In-depth web request process

Foreword

With the advent of Web 2.0, the Internet network architecture has evolved from the traditional C/Stransformation architecture to a more convenient and efficient B/Sarchitecture, B / S architecture greatly simplifies the difficulty of the user network applications, improve the user experience.

B/S The architecture brings the following two benefits:

  • The client uses a unified browser ( Browser).

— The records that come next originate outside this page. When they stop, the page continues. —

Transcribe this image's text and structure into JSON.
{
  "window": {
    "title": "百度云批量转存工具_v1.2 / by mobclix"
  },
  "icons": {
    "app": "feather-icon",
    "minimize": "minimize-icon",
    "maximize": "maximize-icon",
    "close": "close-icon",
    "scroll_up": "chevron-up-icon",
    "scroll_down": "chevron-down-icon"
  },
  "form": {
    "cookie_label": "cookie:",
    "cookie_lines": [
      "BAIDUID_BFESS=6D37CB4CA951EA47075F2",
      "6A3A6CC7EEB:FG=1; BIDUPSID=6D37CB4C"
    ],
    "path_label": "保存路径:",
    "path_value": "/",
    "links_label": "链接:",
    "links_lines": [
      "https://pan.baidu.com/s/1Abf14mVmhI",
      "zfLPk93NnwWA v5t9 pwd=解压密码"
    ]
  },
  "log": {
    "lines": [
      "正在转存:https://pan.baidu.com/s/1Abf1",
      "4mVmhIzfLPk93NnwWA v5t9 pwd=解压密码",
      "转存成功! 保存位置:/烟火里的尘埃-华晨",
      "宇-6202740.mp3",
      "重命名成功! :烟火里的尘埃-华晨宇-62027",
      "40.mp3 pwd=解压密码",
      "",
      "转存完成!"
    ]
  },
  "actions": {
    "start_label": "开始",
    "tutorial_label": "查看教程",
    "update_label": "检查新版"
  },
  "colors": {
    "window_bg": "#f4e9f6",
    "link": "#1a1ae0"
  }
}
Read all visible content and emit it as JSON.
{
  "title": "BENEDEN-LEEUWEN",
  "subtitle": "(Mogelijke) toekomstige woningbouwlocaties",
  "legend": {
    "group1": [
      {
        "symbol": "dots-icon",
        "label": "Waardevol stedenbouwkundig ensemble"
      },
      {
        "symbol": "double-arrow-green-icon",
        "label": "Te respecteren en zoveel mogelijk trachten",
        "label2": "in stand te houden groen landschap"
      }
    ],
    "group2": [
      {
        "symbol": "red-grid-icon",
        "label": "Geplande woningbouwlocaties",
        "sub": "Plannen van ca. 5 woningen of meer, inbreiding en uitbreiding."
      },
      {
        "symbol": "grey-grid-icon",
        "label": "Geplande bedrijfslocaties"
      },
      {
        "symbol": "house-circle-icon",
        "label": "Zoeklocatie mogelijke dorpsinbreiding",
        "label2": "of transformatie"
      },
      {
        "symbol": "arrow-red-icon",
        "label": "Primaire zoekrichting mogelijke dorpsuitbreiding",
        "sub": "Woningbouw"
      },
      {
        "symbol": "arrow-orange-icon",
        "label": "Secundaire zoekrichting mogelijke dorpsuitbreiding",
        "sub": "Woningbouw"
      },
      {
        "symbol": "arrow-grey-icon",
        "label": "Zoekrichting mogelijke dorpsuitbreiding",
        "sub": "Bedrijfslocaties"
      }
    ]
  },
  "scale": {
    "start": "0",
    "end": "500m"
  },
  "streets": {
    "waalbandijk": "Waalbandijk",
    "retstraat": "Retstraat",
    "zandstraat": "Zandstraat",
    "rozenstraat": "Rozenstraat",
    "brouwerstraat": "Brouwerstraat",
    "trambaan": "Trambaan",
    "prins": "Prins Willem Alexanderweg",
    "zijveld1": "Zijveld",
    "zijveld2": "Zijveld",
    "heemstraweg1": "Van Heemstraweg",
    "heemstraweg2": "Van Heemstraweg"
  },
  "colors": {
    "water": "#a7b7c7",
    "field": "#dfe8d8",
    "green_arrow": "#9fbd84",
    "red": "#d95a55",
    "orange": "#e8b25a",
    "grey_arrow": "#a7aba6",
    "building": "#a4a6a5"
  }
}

Due to the unity of the browser, no special configuration and network connection are required. In addition, the interactive nature of the browser makes it very easy for users to use it, and the inheritance of user behavior is very strong, that is, as long as the user has learned to surf the Internet, no matter which application is used, once learned, he has the experience of using any other Internet service .
  • The server ( Server) is based on a unified one HTTP. It is different from the traditional C / S architecture using a custom application layer protocol. Using a unified HTTP simplifies the development mode, and has a lot of HTTP-based servers, such as Apache, Nginx, Tomcatand so on, these servers can directly use it, not only that, even the general framework for the development of services can also directly use it, no need to develop separate such as Spring, Spring MVC, MyBatisand so on, we can focus on business logic services, also simplifies our development work.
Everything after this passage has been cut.